Karlheinz Grasnick ist ein Seebär. Wenn er erzählt, dann spult er das Seemannsgarn ab und spult und spult – ohne daß der Faden kürzer zu werden scheint. Ob es nun die Schwarzweißfotos an den Wänden des Ruderhauses sind oder der Motor im Schiffsbauch ist: Zu allen Dingen auf seinem Kahn fällt dem Ostberliner eine Geschichte ein. Mit einem Latschen klopft er auf den rot gestrichenen Stahlboden und mit seiner Hand gegen schwere Eisenwände – ihnen ist nur ein dumpfer Klang zu entlocken. „Alles atmet Geschichte“, sagt er.

63 Jahre ist der Kapitän alt, doch davon läßt sich der Mann nicht aufhalten. Vergangene Woche hat er von der Stern- und Kreisschiffahrt seine „Arcona“, das knapp 90 Jahre alte Fahrgastschiff, zurückgekauft, das vor einem halben Jahrhundert schon seinem Vater gehörte. Damals wurde der Kahn noch mit Kohlenkessel in Fahrt gebracht und fuhr auch auf den Gewässern des realen Sozialismus unter privater Flagge – bis 1974. Dann mußte Grasnick den Dampfer an die staatlich betriebene Weiße Flotte verkaufen, weil er die Kredite für Umbau auf Motorantrieb nicht abzahlen konnte. „Sein“ Schiff steuerte Grasnick aber weiter als Angestellter durch die Kanäle und Flüsse der Hauptstadt der DDR. „Sonst wäre es schon längst abgewrackt“, glaubt der frischgebackene Reeder.

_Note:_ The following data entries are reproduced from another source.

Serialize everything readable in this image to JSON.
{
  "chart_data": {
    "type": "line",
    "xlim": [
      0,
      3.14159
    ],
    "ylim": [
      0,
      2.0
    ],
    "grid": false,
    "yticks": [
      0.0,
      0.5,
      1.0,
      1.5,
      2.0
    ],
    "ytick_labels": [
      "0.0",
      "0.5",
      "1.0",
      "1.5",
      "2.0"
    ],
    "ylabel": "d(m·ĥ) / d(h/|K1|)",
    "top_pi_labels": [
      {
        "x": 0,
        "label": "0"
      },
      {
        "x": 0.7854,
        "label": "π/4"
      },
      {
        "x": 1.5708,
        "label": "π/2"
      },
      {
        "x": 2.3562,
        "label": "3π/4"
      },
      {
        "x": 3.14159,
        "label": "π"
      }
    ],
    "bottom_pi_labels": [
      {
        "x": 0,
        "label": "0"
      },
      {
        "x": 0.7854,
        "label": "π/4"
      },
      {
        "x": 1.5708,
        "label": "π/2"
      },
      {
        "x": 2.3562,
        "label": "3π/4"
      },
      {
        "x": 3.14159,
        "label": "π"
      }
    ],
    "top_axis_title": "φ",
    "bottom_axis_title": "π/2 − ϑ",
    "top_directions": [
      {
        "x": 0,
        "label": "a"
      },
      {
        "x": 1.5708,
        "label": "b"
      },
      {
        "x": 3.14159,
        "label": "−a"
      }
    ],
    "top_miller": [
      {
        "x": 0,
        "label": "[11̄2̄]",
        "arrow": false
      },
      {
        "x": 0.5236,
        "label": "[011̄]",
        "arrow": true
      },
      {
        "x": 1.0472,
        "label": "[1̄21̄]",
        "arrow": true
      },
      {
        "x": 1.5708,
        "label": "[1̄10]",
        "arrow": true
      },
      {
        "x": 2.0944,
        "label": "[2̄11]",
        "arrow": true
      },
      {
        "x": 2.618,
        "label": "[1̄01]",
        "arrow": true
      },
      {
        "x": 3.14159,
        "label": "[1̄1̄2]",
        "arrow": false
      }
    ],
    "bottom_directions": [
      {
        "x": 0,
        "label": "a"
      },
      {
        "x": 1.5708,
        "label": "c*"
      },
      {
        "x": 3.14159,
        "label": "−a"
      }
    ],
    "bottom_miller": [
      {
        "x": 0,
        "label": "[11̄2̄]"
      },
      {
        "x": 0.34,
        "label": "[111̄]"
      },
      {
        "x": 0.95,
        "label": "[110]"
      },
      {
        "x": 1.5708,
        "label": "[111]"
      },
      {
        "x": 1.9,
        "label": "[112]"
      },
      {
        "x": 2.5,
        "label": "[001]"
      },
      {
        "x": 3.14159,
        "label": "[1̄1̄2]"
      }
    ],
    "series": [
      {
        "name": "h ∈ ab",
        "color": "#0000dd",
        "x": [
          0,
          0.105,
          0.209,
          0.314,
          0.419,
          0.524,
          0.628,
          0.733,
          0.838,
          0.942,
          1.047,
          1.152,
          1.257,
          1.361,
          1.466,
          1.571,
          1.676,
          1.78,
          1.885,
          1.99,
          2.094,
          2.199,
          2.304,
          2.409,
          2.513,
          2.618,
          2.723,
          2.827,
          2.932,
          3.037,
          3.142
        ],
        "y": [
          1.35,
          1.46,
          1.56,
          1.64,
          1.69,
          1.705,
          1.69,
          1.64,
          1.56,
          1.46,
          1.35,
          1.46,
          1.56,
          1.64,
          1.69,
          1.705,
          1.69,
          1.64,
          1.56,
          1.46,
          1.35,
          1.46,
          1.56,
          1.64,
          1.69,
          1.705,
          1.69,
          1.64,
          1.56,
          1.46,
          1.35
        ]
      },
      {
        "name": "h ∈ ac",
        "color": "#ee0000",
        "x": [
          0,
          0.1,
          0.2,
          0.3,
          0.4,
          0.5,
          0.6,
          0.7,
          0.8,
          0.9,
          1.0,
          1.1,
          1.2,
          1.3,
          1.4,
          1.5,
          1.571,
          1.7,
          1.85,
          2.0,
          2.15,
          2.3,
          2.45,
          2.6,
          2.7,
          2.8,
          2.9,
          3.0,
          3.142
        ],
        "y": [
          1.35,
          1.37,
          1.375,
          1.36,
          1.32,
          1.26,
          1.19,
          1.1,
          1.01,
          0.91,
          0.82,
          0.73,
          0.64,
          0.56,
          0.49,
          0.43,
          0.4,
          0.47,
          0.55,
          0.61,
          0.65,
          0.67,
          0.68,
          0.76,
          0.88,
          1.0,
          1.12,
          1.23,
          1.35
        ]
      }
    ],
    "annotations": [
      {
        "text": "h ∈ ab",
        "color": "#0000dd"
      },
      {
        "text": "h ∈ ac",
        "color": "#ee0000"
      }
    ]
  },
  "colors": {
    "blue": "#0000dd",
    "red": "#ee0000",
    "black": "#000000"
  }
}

Die „Arcona“ gibt es zweimal. Einmal als Original und einmal als Modell, das an Deck unter einem Glaskasten steht. „Letztes personenbeförderndes Dampfschiff auf Spree und Havel“ ist auf einem Schild zu lesen. Der Glaskasten und mit Plexiglas geschützte Schwarweißfotos sind übriggebliebene Zeugnisse der Pläne des damaligen Ostberliner Magistrats und der Weißen Flotte. Die „Arcona“ sollte ins Märkische Museum. Doch der Mann mit Schiffermütze auf dem Kopf wehrte sich erfolgreich: Noch heute ist auf Grund der damaligen Museumspläne vieles unverändert auf dem Dampfer. Stolz öffnet Grasnick eines der Fenster, indem er es nach unten schiebt. „Hier kann man entgegenkommende Schiffe noch grüßen“, meint er und spuckt zum Fenster hinaus.

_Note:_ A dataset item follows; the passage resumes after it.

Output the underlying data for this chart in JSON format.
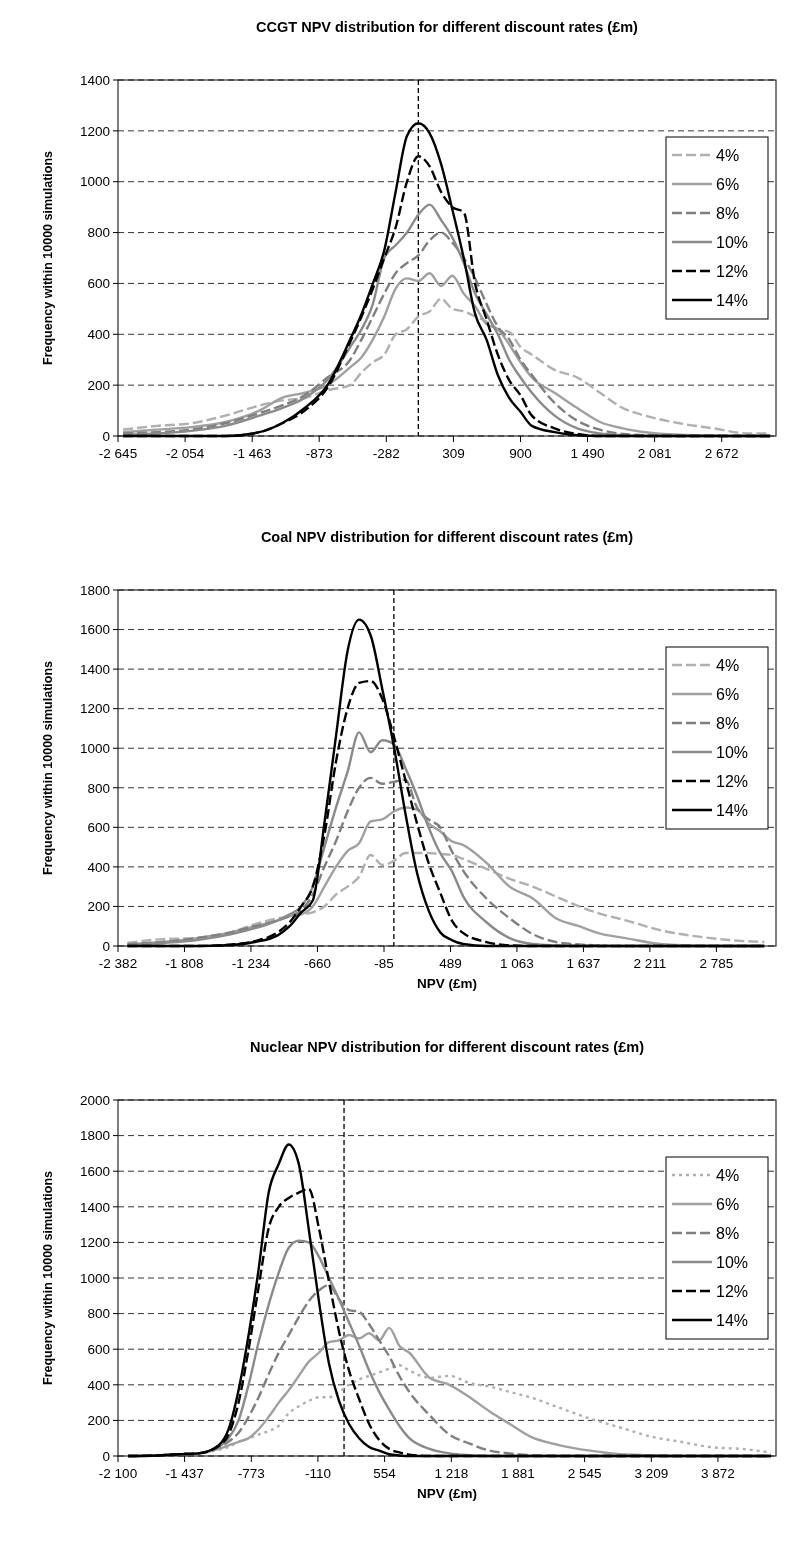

Schiffe hatten für einen Staat, dessen Gesetzbuch „Republikflüchtlinge“ kannte, etwas Gefährliches. Doch Grasnick hatte deshalb nur ein einziges Mal Ärger. Sein Bootsjunge flüchtete zusammen mit Freunden auf einem Schiff der Weißen Flotte in den Westen. Danach mußte der Chef des Bootsjungen sich gegenüber der Staatssicherheit verantworten – er habe seinen Jungen nicht „richtig“ erzogen. Passiert ist Grasnick dann zwar nichts, wie alle anderen Schiffsführer mußte er aber jeden Abend das gußeiserne Steuerrad abschrauben und abgeben – erst morgens bekam er das Ruder wieder.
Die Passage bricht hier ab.